How to get source range of AST nodes using megaparsec?


I'm trying to generate a source map for some source file I'm parsing and I want to get the range for each node. getSourcePos only gives the start position of a node (src:line:column). How to get its end position?


Solution

  • If you want to construct a source span like this for each lexeme:

    data Span = Span SourcePos SourcePos
    
    data Spanned a = Spanned Span a
    

    You can just call getSourcePos twice, once at the beginning of a token and once at the end, before consuming any whitespace, assuming you’re at the lexing stage.
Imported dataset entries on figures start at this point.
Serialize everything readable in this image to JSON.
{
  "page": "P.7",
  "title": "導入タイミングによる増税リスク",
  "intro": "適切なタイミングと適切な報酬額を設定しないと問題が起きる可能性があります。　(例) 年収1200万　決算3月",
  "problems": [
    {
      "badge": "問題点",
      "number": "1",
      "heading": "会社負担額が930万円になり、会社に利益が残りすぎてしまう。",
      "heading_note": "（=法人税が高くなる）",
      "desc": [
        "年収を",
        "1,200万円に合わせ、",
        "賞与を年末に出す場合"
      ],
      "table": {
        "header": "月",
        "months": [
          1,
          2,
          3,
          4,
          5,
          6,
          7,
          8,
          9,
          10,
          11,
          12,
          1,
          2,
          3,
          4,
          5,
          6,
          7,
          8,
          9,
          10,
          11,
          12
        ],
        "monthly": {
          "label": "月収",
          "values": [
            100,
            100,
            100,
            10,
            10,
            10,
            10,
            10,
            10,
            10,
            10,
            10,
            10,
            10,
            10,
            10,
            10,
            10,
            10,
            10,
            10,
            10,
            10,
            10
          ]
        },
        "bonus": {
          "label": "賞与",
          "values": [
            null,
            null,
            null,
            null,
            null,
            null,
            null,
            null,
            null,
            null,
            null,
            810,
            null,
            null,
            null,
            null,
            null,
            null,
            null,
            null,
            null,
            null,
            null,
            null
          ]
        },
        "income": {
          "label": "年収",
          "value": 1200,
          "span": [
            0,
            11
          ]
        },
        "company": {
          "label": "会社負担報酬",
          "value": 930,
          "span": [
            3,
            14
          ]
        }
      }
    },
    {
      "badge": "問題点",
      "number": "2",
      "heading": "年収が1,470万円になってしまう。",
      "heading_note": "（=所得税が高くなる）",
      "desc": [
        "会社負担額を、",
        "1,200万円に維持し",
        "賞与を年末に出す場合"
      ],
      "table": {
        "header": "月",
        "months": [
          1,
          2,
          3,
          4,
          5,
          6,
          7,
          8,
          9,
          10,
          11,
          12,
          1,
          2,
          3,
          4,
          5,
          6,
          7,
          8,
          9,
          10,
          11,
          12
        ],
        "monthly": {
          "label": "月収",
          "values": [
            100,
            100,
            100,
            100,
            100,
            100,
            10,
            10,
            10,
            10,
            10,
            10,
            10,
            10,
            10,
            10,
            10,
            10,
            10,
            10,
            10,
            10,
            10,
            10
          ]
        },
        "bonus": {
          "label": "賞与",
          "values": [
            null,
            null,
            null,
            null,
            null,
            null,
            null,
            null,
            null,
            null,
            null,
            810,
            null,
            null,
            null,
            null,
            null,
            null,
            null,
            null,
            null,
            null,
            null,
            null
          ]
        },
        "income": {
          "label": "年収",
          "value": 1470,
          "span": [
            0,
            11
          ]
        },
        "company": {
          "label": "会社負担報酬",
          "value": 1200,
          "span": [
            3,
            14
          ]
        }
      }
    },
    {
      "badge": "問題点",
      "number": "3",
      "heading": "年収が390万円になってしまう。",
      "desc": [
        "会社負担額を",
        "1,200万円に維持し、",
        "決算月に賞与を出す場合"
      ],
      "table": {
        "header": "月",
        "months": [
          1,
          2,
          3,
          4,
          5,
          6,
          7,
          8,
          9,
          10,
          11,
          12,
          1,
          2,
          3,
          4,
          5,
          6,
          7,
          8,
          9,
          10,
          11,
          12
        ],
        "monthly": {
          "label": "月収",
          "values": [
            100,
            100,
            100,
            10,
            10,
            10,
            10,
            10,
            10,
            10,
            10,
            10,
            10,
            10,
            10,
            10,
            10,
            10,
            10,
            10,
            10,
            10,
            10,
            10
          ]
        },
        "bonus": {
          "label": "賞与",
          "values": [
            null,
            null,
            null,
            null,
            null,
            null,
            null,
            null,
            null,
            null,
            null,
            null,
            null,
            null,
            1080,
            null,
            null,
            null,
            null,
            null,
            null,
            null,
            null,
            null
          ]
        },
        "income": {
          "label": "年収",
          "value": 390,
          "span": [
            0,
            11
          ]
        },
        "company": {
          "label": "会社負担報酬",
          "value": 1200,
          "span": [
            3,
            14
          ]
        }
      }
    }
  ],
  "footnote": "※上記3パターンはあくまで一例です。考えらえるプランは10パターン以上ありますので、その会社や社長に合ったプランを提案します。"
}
I’ve used a structure like this in the past to make this more convenient:

    -- Augment a parser with a source span.
    spanned :: Parser (a, SourcePos) -> Parser (Spanned a)
    spanned parser = do
      start <- getSourcePos
      (x, end) <- parser
      pure (Spanned (Span start end) x)
    
    -- Consume whitespace following a lexeme, but record
    -- its endpoint as being before the whitespace.
    lexeme :: Parser a -> Parser (a, SourcePos)
    lexeme parser = (,) <$> parser <*> (getSourcePos <* whitespace)
    

    Bearing in mind that getSourcePos is somewhat costly, per the documentation, and if I recall correctly this depends on source file size.

    If an AST is annotated with spans, you can compute the span of any part of the tree by folding over it with a monoid instance for Span that takes their union (or more specifically their bounding box), i.e. a <> b is a span from (beginRow a, beginCol a) `min` (beginRow b, beginCol b) to (endRow a, endCol a) `max` (endRow b, endCol b).